Helloworld's CMO Kim Portrate was one of the speakers at the Summit
Helloworld's CMO Kim Portrate was one of the speakers at the Summit
Helloworld’s CMO Kim Portrate was one of the speakers at the Summit

Wednesday’s Mumbrella Travel Summit featured presentations from leading travel brands including Flight Centre, Contiki, Trafalgar, Urban Adventures, Helloworld, Accor and Tourism Australia, among others.

Here are six things they talked about that you need to know.

1. Tourism Australia is only funding activity that drives inbound tourism The days of Tourism Australia supporting domestic tourism is over.

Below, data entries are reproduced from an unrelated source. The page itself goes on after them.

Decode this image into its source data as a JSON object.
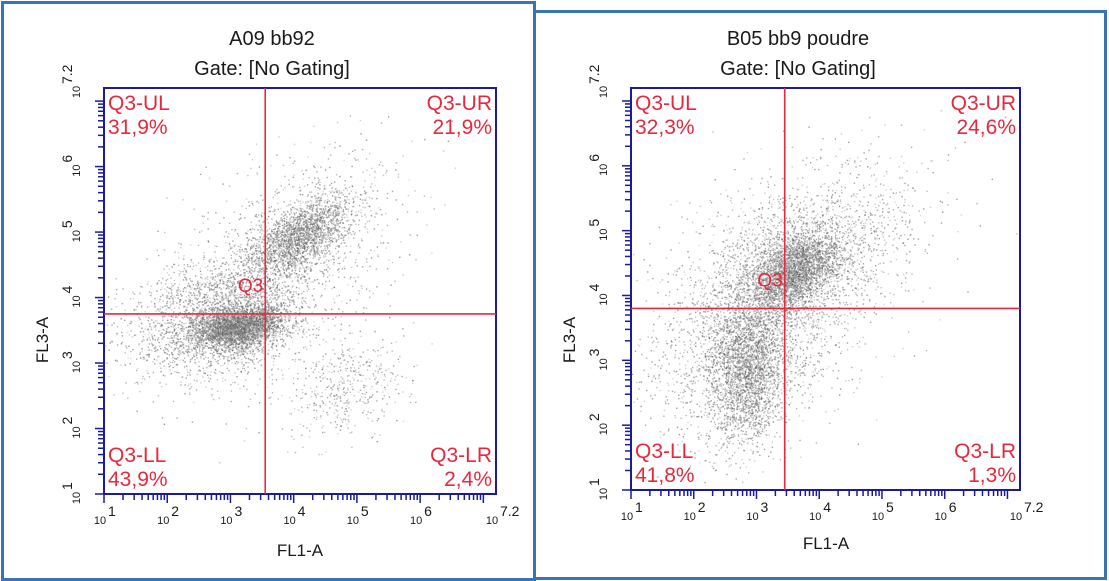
{
  "chart_data": [
    {
      "type": "scatter",
      "title": "A09 bb92",
      "subtitle": "Gate: [No Gating]",
      "xlabel": "FL1-A",
      "ylabel": "FL3-A",
      "scale": "log10",
      "xlim": [
        1,
        7.2
      ],
      "ylim": [
        1,
        7.2
      ],
      "x_ticks": [
        {
          "base": "10",
          "exp": "1"
        },
        {
          "base": "10",
          "exp": "2"
        },
        {
          "base": "10",
          "exp": "3"
        },
        {
          "base": "10",
          "exp": "4"
        },
        {
          "base": "10",
          "exp": "5"
        },
        {
          "base": "10",
          "exp": "6"
        },
        {
          "base": "10",
          "exp": "7.2"
        }
      ],
      "y_ticks": [
        {
          "base": "10",
          "exp": "1"
        },
        {
          "base": "10",
          "exp": "2"
        },
        {
          "base": "10",
          "exp": "3"
        },
        {
          "base": "10",
          "exp": "4"
        },
        {
          "base": "10",
          "exp": "5"
        },
        {
          "base": "10",
          "exp": "6"
        },
        {
          "base": "10",
          "exp": "7.2"
        }
      ],
      "gate_name": "Q3",
      "gate_x": 3.55,
      "gate_y": 3.75,
      "quadrants": [
        {
          "name": "Q3-UL",
          "value": "31,9%"
        },
        {
          "name": "Q3-UR",
          "value": "21,9%"
        },
        {
          "name": "Q3-LL",
          "value": "43,9%"
        },
        {
          "name": "Q3-LR",
          "value": "2,4%"
        }
      ],
      "populations": [
        {
          "x": 3.1,
          "y": 3.55,
          "sx": 0.35,
          "sy": 0.16,
          "rho": 0.25,
          "weight": 0.33
        },
        {
          "x": 4.1,
          "y": 4.95,
          "sx": 0.4,
          "sy": 0.3,
          "rho": 0.6,
          "weight": 0.22
        },
        {
          "x": 2.8,
          "y": 3.7,
          "sx": 0.7,
          "sy": 0.45,
          "rho": 0.3,
          "weight": 0.25
        },
        {
          "x": 3.8,
          "y": 4.5,
          "sx": 0.9,
          "sy": 0.8,
          "rho": 0.5,
          "weight": 0.15
        },
        {
          "x": 4.8,
          "y": 2.6,
          "sx": 0.5,
          "sy": 0.4,
          "rho": 0.3,
          "weight": 0.05
        }
      ]
    },
    {
      "type": "scatter",
      "title": "B05 bb9 poudre",
      "subtitle": "Gate: [No Gating]",
      "xlabel": "FL1-A",
      "ylabel": "FL3-A",
      "scale": "log10",
      "xlim": [
        1,
        7.2
      ],
      "ylim": [
        1,
        7.2
      ],
      "x_ticks": [
        {
          "base": "10",
          "exp": "1"
        },
        {
          "base": "10",
          "exp": "2"
        },
        {
          "base": "10",
          "exp": "3"
        },
        {
          "base": "10",
          "exp": "4"
        },
        {
          "base": "10",
          "exp": "5"
        },
        {
          "base": "10",
          "exp": "6"
        },
        {
          "base": "10",
          "exp": "7.2"
        }
      ],
      "y_ticks": [
        {
          "base": "10",
          "exp": "1"
        },
        {
          "base": "10",
          "exp": "2"
        },
        {
          "base": "10",
          "exp": "3"
        },
        {
          "base": "10",
          "exp": "4"
        },
        {
          "base": "10",
          "exp": "5"
        },
        {
          "base": "10",
          "exp": "6"
        },
        {
          "base": "10",
          "exp": "7.2"
        }
      ],
      "gate_name": "Q3",
      "gate_x": 3.45,
      "gate_y": 3.8,
      "quadrants": [
        {
          "name": "Q3-UL",
          "value": "32,3%"
        },
        {
          "name": "Q3-UR",
          "value": "24,6%"
        },
        {
          "name": "Q3-LL",
          "value": "41,8%"
        },
        {
          "name": "Q3-LR",
          "value": "1,3%"
        }
      ],
      "populations": [
        {
          "x": 3.6,
          "y": 4.4,
          "sx": 0.35,
          "sy": 0.28,
          "rho": 0.4,
          "weight": 0.28
        },
        {
          "x": 2.85,
          "y": 2.85,
          "sx": 0.3,
          "sy": 0.55,
          "rho": 0.1,
          "weight": 0.25
        },
        {
          "x": 3.0,
          "y": 3.6,
          "sx": 0.8,
          "sy": 0.9,
          "rho": 0.3,
          "weight": 0.3
        },
        {
          "x": 3.9,
          "y": 4.6,
          "sx": 0.9,
          "sy": 0.7,
          "rho": 0.5,
          "weight": 0.17
        }
      ]
    }
  ]
}
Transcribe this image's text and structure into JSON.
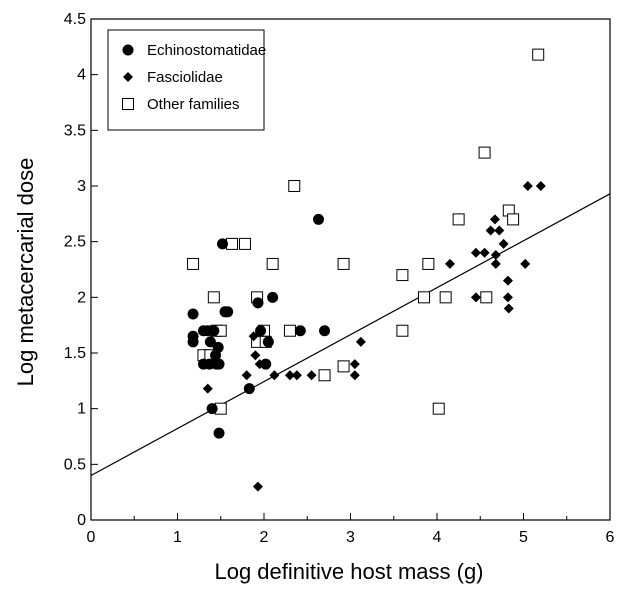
{
  "chart_data": {
    "type": "scatter",
    "xlabel": "Log definitive host mass (g)",
    "ylabel": "Log metacercarial dose",
    "xlim": [
      0,
      6
    ],
    "ylim": [
      0,
      4.5
    ],
    "x_ticks": [
      "0",
      "1",
      "2",
      "3",
      "4",
      "5",
      "6"
    ],
    "y_ticks": [
      "0",
      "0.5",
      "1",
      "1.5",
      "2",
      "2.5",
      "3",
      "3.5",
      "4",
      "4.5"
    ],
    "grid": false,
    "legend_position": "top-left",
    "series": [
      {
        "name": "Echinostomatidae",
        "marker": "filled-circle",
        "color": "#000000",
        "points": [
          [
            1.18,
            1.85
          ],
          [
            1.18,
            1.65
          ],
          [
            1.18,
            1.6
          ],
          [
            1.3,
            1.7
          ],
          [
            1.3,
            1.4
          ],
          [
            1.35,
            1.7
          ],
          [
            1.37,
            1.4
          ],
          [
            1.38,
            1.6
          ],
          [
            1.4,
            1.0
          ],
          [
            1.42,
            1.7
          ],
          [
            1.44,
            1.48
          ],
          [
            1.45,
            1.4
          ],
          [
            1.47,
            1.55
          ],
          [
            1.48,
            1.4
          ],
          [
            1.48,
            0.78
          ],
          [
            1.52,
            2.48
          ],
          [
            1.55,
            1.87
          ],
          [
            1.58,
            1.87
          ],
          [
            1.83,
            1.18
          ],
          [
            1.93,
            1.95
          ],
          [
            1.96,
            1.7
          ],
          [
            2.02,
            1.4
          ],
          [
            2.05,
            1.6
          ],
          [
            2.1,
            2.0
          ],
          [
            2.42,
            1.7
          ],
          [
            2.63,
            2.7
          ],
          [
            2.7,
            1.7
          ]
        ]
      },
      {
        "name": "Fasciolidae",
        "marker": "filled-diamond",
        "color": "#000000",
        "points": [
          [
            1.35,
            1.18
          ],
          [
            1.8,
            1.3
          ],
          [
            1.88,
            1.65
          ],
          [
            1.9,
            1.48
          ],
          [
            1.93,
            0.3
          ],
          [
            1.95,
            1.4
          ],
          [
            2.02,
            1.4
          ],
          [
            2.12,
            1.3
          ],
          [
            2.3,
            1.3
          ],
          [
            2.38,
            1.3
          ],
          [
            2.55,
            1.3
          ],
          [
            3.05,
            1.3
          ],
          [
            3.05,
            1.4
          ],
          [
            3.12,
            1.6
          ],
          [
            4.15,
            2.3
          ],
          [
            4.45,
            2.4
          ],
          [
            4.45,
            2.0
          ],
          [
            4.55,
            2.4
          ],
          [
            4.62,
            2.6
          ],
          [
            4.67,
            2.7
          ],
          [
            4.68,
            2.38
          ],
          [
            4.68,
            2.3
          ],
          [
            4.72,
            2.6
          ],
          [
            4.77,
            2.48
          ],
          [
            4.82,
            2.15
          ],
          [
            4.82,
            2.0
          ],
          [
            4.83,
            1.9
          ],
          [
            5.02,
            2.3
          ],
          [
            5.05,
            3.0
          ],
          [
            5.2,
            3.0
          ]
        ]
      },
      {
        "name": "Other families",
        "marker": "open-square",
        "color": "#000000",
        "points": [
          [
            1.18,
            2.3
          ],
          [
            1.3,
            1.48
          ],
          [
            1.38,
            1.48
          ],
          [
            1.42,
            2.0
          ],
          [
            1.45,
            1.7
          ],
          [
            1.5,
            1.7
          ],
          [
            1.5,
            1.0
          ],
          [
            1.63,
            2.48
          ],
          [
            1.78,
            2.48
          ],
          [
            1.92,
            2.0
          ],
          [
            1.92,
            1.6
          ],
          [
            2.0,
            1.7
          ],
          [
            2.02,
            1.6
          ],
          [
            2.1,
            2.3
          ],
          [
            2.3,
            1.7
          ],
          [
            2.35,
            3.0
          ],
          [
            2.7,
            1.3
          ],
          [
            2.92,
            2.3
          ],
          [
            2.92,
            1.38
          ],
          [
            3.6,
            2.2
          ],
          [
            3.6,
            1.7
          ],
          [
            3.85,
            2.0
          ],
          [
            3.9,
            2.3
          ],
          [
            4.02,
            1.0
          ],
          [
            4.1,
            2.0
          ],
          [
            4.25,
            2.7
          ],
          [
            4.55,
            3.3
          ],
          [
            4.57,
            2.0
          ],
          [
            4.83,
            2.78
          ],
          [
            4.88,
            2.7
          ],
          [
            5.17,
            4.18
          ]
        ]
      }
    ],
    "regression_line": {
      "x": [
        0,
        6
      ],
      "y": [
        0.4,
        2.93
      ]
    }
  }
}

Their mandate is now to exclusively drive inbound travel, not interstate/domestic travel within the Australian market. Beyond the recent food and wine push, conveyed by the launch of the Restaurant Australia campaign, Tourism Australia will be focusing on aquatic and coastal, indigenous and luxury experiences to attract international visitors.

2. Content marketing  and native advertising is the most effective way to market your message The key message yesterday is that ‘content is king’. Yes, we’ve heard that before but what does it mean? In summary, you need to marry up tailored content with the right distribution channel. For example, if you are selling a travel experience – say, river cruising – you may want to invite traditional media to experience your cruise, as well as bloggers and Instagrammers, to create both traditional and social content. Then you may want to make a video featuring real guests on the cruise describing their experience that you can use to promote the cruise to your travel agent network, as well as a consumer-facing audience on YouTube, on your own website or on television. The list goes on. Content needs to be personalised, tailored for the channel and emotive.

3. You need to disclose if you are running content marketing If you are paying a blogger to write about your product, or notoriously in the case of the Royal Caribbean cruise with Tom, Rach and Rosso go cruising television program, you need to advise the audience that it’s a paid promotional partnership.

4. Demographics are dead. You need to target people interested in a style of travel; not by their age, income or gender Forget about targeting for age, income, education and location. In fact, forget everything you thought you knew about demographic targeting and start targeting psychographically or using what Kim Portrate CMO Helloworld calls ‘propensity modelling’. This means targeting people who are interested in bus tours around Europe, or business travel to Singapore, or incentive travel to Africa, rather than targeting males aged 40 – 55 who earn over $150K and work in white collar professions. Because of the reach of the internet, the old way of connecting with (potential) customers doesn’t work any more.

5. Cruising is about to look very different Say goodbye to the buffets and ‘newly weds and nearly deads’. As Australia’s fastest growing travel sector, the cruising market is under a lot of pressure to evolve their offering for a broader market.  Director of marketing for Carnival Australia Simon Cheng said that product innovations like the Melbourne Cup and Australian Open cruises, as well as Cruises to Nowhere, are growth sectors. He also said that Carnival is going to ‘ban the buffet’ and evolve their all-you-can dining experiences to something that is less likely to result in lamb chops sitting on a plate next to sashimi.

6. Google is about to stop searching sites that are not mobile friendly If your website is not mobile-friendly, your organic Google search ranking is about to drop dramatically. Beyond this alarming fact, the move towards consumers researching, seeking advice and booking travel from mobile devices has boomed. If your site isn’t mobile responsive, now is the time to invest.